Metal organic frameworks (MOFs) have recently attracted intense research interest because of their permanent porous structures, huge surface areas, and potential applications as novel adsorbents and catalysts. In order to provide a basis for consideration of MOFs for removal of carbon dioxide from gases containing water vapor, such as flue gas, we have studied adsorption equilibrium of CO2, H2O vapor, and their mixtures and also rates of CO2 adsorption in two MOFs: HKUST-1 (CuBTC) and Ni/DOBDC (CPO-27-Ni or Ni/MOF-74). The MOFs were synthesized via solvothermal methods, and the as-synthesized products were solvent exchanged and regenerated before experiments. Pure component adsorption equilibria and CO2/H2O binary adsorption equilibria were studied using a volumetric system. The effects of H2O adsorption on CO, adsorption for both MOF samples were determined, and the results for 5A and NaX zeolites were included for comparison.

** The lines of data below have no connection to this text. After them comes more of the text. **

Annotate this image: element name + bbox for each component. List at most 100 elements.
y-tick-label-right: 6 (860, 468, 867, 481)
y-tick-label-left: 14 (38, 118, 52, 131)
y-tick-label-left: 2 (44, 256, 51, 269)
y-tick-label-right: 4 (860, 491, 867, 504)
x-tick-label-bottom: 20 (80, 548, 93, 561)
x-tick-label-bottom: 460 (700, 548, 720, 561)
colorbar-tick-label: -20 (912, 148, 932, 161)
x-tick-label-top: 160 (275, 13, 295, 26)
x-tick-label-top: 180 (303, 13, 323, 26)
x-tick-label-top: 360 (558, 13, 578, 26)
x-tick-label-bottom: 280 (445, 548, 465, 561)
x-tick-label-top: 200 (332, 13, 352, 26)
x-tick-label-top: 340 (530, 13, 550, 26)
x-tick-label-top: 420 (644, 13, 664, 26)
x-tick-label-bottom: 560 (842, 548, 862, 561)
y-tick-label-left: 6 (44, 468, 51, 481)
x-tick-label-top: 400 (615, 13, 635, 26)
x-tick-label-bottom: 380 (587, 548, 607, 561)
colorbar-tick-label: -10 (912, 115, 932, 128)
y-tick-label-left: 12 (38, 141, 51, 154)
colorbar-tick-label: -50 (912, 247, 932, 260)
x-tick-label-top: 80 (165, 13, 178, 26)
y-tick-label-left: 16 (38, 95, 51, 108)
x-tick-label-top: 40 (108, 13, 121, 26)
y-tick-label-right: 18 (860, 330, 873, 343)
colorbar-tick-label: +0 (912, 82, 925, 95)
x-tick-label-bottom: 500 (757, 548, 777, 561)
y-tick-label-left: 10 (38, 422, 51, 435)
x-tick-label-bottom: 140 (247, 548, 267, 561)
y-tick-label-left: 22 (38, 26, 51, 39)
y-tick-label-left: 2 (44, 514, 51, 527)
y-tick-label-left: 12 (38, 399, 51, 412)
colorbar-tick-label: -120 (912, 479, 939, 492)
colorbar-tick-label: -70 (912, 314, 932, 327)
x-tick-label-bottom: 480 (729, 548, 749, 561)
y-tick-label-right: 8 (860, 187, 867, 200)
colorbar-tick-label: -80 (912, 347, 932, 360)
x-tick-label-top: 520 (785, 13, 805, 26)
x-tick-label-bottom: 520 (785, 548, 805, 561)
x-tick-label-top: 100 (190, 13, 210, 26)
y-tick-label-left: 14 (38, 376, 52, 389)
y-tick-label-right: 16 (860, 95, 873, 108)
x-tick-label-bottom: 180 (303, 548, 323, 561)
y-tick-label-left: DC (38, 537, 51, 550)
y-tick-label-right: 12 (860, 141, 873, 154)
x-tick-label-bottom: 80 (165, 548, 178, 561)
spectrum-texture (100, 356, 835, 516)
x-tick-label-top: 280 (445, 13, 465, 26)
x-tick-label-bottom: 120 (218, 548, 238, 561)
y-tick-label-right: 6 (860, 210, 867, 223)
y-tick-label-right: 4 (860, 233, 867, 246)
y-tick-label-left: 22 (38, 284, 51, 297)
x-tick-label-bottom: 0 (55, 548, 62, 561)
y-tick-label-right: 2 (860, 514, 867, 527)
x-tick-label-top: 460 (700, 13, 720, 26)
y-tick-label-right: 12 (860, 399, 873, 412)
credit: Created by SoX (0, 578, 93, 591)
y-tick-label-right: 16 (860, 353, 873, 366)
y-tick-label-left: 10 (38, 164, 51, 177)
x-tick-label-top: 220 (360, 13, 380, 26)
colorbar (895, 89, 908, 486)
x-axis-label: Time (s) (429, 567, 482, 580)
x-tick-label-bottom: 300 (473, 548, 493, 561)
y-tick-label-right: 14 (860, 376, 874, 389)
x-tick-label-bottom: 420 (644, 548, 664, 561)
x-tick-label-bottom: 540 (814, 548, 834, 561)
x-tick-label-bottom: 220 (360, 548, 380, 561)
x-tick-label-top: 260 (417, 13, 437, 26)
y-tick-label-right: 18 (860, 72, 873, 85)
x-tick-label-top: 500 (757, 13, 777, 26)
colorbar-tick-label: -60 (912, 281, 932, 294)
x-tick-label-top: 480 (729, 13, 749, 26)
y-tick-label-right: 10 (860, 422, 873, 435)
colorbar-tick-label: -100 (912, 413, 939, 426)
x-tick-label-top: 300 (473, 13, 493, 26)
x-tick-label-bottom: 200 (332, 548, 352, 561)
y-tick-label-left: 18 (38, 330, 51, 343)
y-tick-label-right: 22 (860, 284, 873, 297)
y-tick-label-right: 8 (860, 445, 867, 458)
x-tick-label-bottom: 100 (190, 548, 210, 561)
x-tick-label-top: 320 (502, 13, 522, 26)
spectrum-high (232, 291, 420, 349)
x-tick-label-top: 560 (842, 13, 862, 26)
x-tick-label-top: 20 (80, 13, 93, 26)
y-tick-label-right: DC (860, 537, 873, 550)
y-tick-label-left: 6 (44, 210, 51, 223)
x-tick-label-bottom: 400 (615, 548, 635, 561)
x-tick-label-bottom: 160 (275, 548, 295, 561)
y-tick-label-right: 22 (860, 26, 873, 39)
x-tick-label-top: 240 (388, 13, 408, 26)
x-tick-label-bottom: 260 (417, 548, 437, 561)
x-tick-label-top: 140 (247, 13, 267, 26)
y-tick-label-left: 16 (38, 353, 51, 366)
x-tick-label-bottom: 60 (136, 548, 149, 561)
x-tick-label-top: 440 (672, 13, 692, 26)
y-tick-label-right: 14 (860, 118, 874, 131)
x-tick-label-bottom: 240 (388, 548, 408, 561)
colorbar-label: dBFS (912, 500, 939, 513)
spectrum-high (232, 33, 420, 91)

The hydrothermal stabilities for the two MOFs over the course of repetitive measurements of H2O and CO2/H2O mixture equilibria were also studied. CO2 adsorption rates from helium for the MOF samples were investigated by using a unique concentration-swing frequency response (CSFR) system. Mass transfer into the MOFs is rapid with the controlling resistance found to be macropore diffusion, and rate parameters were established for the mechanism.